Assessora do Ministério da Justiça e Segurança Pública e presidente do Comitê Nacional para Refugiados (Conare), Sheila de Carvalho lidera os trabalhos no território yanomami, em Roraima, onde o governo federal decretou, na semana passada, emergência de saúde pública. Ela descreve um cenário de total precariedade em que vivem milhares de pessoas na maior reserva indígena do país.
Em entrevista ao Gaúcha Atualidade, da Rádio Gaúcha, nesta sexta-feira (27), Sheila afirmou que os yanomami "ficaram em uma situação próxima do extermínio" e que o cenário que levou a esta situação precisa ser investigado.
— O que a gente tem como certeza, do que aconteceu, foi uma negligência deliberada em relação ao povo yanomami. A gente vê que houve denúncias internacionais, a gente vê que vários ofícios e vários pedidos de socorro foram ignorados pela gestão anterior — disse a presidente do Conare.
Sheila critica o que chamou de permissividade da antiga gestão federal em relação ao garimpo ilegal na região, que, segundo ela, ajudou a agravar a situação. Também cobra responsabilização dos responsáveis.
— Não teve nenhuma ação ali no território dos yanomami, não teve nenhum cuidado. Não teve nenhum tipo de política para conter a grave situação dos yanomami. Então, de uma omissão, de uma negligência criminosa, a gente pode sim responsabilizá-los. E a gente sabe que a legislação estabelece que o genocídio de um povo também se dá pela omissão.
Ao falar sobre o cenário precário que o Ministério da Saúde encontrou na região, Sheila elenca as ações que vêm sido tomadas para tentar recuperar os yanomami em estado de desnutrição. Além de hospitais de campanha, polos de triagem e distribuição de alimentos, equipes de nutricionistas têm trabalhado na "recondução alimentar" dos indígenas. Conforme a assessora, desde a última sexta-feira (20), mais de 10 toneladas de alimentos foram distribuídos na região com a ajuda da Força Área Brasileira (FAB).
Sheila diz ainda que a recuperação imediata dos indígenas é somente o primeiro passo para conter a crise humanitária. Para ela, é necessário que seja feita a "desintrusão" dos garimpeiros ilegais que destroem o ecossistema da região, além de se criar meios legais que inviabilizem a prática.
— Essa é a prioridade, garantir a sobrevivência (dos yanomamis). Em paralelo a isso, a gente tem essa ação de médio e longo prazo que é preservar o meio ambiente. E isso passa pela "desintrusão" dos garimpos ilegais (...) para que haja uma fiscalização mais adequada e apurada do que acontece dentro desses territórios — afirmou.
"Yanomami são brasileiros, em território brasileiro"
Questionada sobre as fake news que vêm circulando em grupos bolsonaristas questionando a origem dos yanomami, Sheila afirma que esta é uma tentativa de "tirar a responsabilidade da gestão anterior pelo o que aconteceu".
— Yanomamis são indígenas brasileiros em território brasileiro.
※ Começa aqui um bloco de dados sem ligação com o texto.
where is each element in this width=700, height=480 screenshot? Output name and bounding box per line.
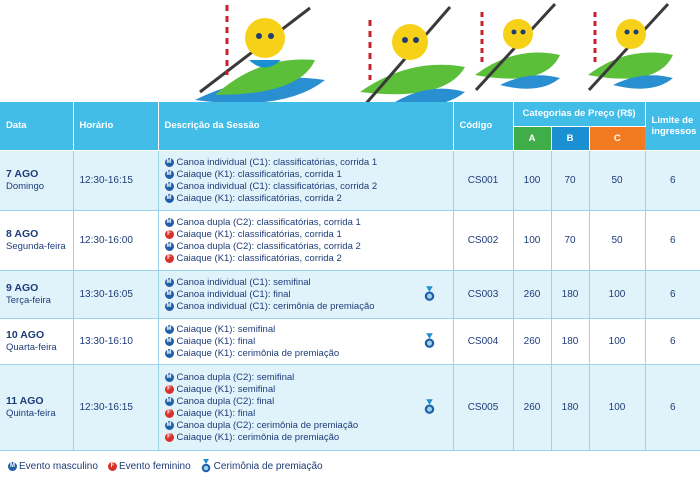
event-text: Canoa individual (C1): semifinal xyxy=(176,276,311,288)
price-b: 70 xyxy=(551,210,589,270)
male-event-icon: M xyxy=(166,171,172,177)
male-event-icon: M xyxy=(166,279,172,285)
header-category-a: A xyxy=(513,126,551,150)
event-line xyxy=(165,323,447,335)
session-description xyxy=(158,210,453,270)
session-weekday: Quinta-feira xyxy=(6,408,56,419)
male-event-icon: M xyxy=(166,195,172,201)
header-code: Código xyxy=(453,102,513,150)
male-event-icon: M xyxy=(166,291,172,297)
date-cell xyxy=(0,210,73,270)
event-line xyxy=(165,395,447,407)
male-event-icon: M xyxy=(166,338,172,344)
male-event-icon: M xyxy=(166,326,172,332)
male-event-icon: M xyxy=(166,422,172,428)
mascot-kayak-illustration xyxy=(185,0,335,110)
header-time: Horário xyxy=(73,102,158,150)
ticket-limit: 6 xyxy=(645,150,700,210)
session-weekday: Terça-feira xyxy=(6,295,51,306)
session-date: 9 AGO xyxy=(6,282,39,294)
event-line xyxy=(165,216,447,228)
event-text: Caiaque (K1): classificatórias, corrida 1 xyxy=(176,168,342,180)
event-text: Canoa dupla (C2): semifinal xyxy=(176,371,295,383)
ticket-limit: 6 xyxy=(645,318,700,364)
event-text: Canoa individual (C1): final xyxy=(176,288,291,300)
event-line xyxy=(165,240,447,252)
medal-icon xyxy=(424,286,435,302)
event-text: Caiaque (K1): classificatórias, corrida 2 xyxy=(176,252,342,264)
ticket-limit: 6 xyxy=(645,210,700,270)
event-text: Caiaque (K1): classificatórias, corrida 1 xyxy=(176,228,342,240)
female-event-icon: F xyxy=(165,385,174,394)
price-a: 260 xyxy=(513,270,551,318)
session-weekday: Segunda-feira xyxy=(6,241,66,252)
header-category-b: B xyxy=(551,126,589,150)
event-text: Canoa dupla (C2): cerimônia de premiação xyxy=(176,419,359,431)
female-event-icon: F xyxy=(165,433,174,442)
event-text: Canoa individual (C1): classificatórias, corrida 1 xyxy=(176,156,378,168)
event-line xyxy=(165,192,447,204)
male-event-icon: M xyxy=(166,159,172,165)
male-event-icon: M xyxy=(166,243,172,249)
event-line xyxy=(165,156,447,168)
legend xyxy=(8,459,333,473)
mascot-kayak-illustration xyxy=(470,0,565,95)
table-row xyxy=(0,210,700,270)
header-ticket-limit: Limite de ingressos xyxy=(645,102,700,150)
header-date: Data xyxy=(0,102,73,150)
ticket-limit: 6 xyxy=(645,270,700,318)
event-text: Caiaque (K1): final xyxy=(176,407,256,419)
event-line xyxy=(165,431,447,443)
table-row xyxy=(0,318,700,364)
session-description xyxy=(158,364,453,450)
price-c: 50 xyxy=(589,210,645,270)
event-line xyxy=(165,252,447,264)
price-a: 260 xyxy=(513,318,551,364)
session-date: 10 AGO xyxy=(6,329,45,341)
event-line xyxy=(165,407,447,419)
session-code: CS003 xyxy=(453,270,513,318)
male-event-icon: M xyxy=(166,350,172,356)
event-text: Canoa dupla (C2): final xyxy=(176,395,275,407)
event-line xyxy=(165,300,447,312)
legend-female xyxy=(108,461,191,472)
session-code: CS001 xyxy=(453,150,513,210)
price-c: 100 xyxy=(589,364,645,450)
male-event-icon: M xyxy=(166,219,172,225)
male-event-icon: M xyxy=(166,303,172,309)
event-text: Caiaque (K1): semifinal xyxy=(176,383,276,395)
session-description xyxy=(158,150,453,210)
event-text: Canoa individual (C1): cerimônia de premiação xyxy=(176,300,375,312)
session-code: CS005 xyxy=(453,364,513,450)
date-cell xyxy=(0,318,73,364)
event-text: Caiaque (K1): classificatórias, corrida 2 xyxy=(176,192,342,204)
event-line xyxy=(165,168,447,180)
session-weekday: Quarta-feira xyxy=(6,342,57,353)
header-description: Descrição da Sessão xyxy=(158,102,453,150)
price-c: 100 xyxy=(589,318,645,364)
male-event-icon: M xyxy=(166,398,172,404)
event-text: Caiaque (K1): semifinal xyxy=(176,323,276,335)
session-time: 13:30-16:05 xyxy=(73,270,158,318)
event-text: Caiaque (K1): cerimônia de premiação xyxy=(176,431,340,443)
ticket-limit: 6 xyxy=(645,364,700,450)
event-line xyxy=(165,383,447,395)
event-text: Canoa dupla (C2): classificatórias, corrida 2 xyxy=(176,240,361,252)
price-a: 100 xyxy=(513,150,551,210)
session-time: 13:30-16:10 xyxy=(73,318,158,364)
medal-icon xyxy=(424,399,435,415)
event-line xyxy=(165,335,447,347)
female-event-icon: F xyxy=(165,254,174,263)
session-date: 7 AGO xyxy=(6,168,39,180)
event-line xyxy=(165,276,447,288)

A gente está falando de uma crise humanitária brasileira. Os yanomami ficam em um território que está a centenas de quilômetros de distância da fronteira com a Venezuela, por onde entram pessoas venezuelanas que buscam refúgio no Brasil. Essas pessoas, que entram ali na fronteira via Pacaraima, são atendidas pela Operação Acolhida. Não há nenhum indígena venezuelano naquele nível de insalubridade que a gente tem recebido a população indígena brasileira dos yanomami — disse Sheila.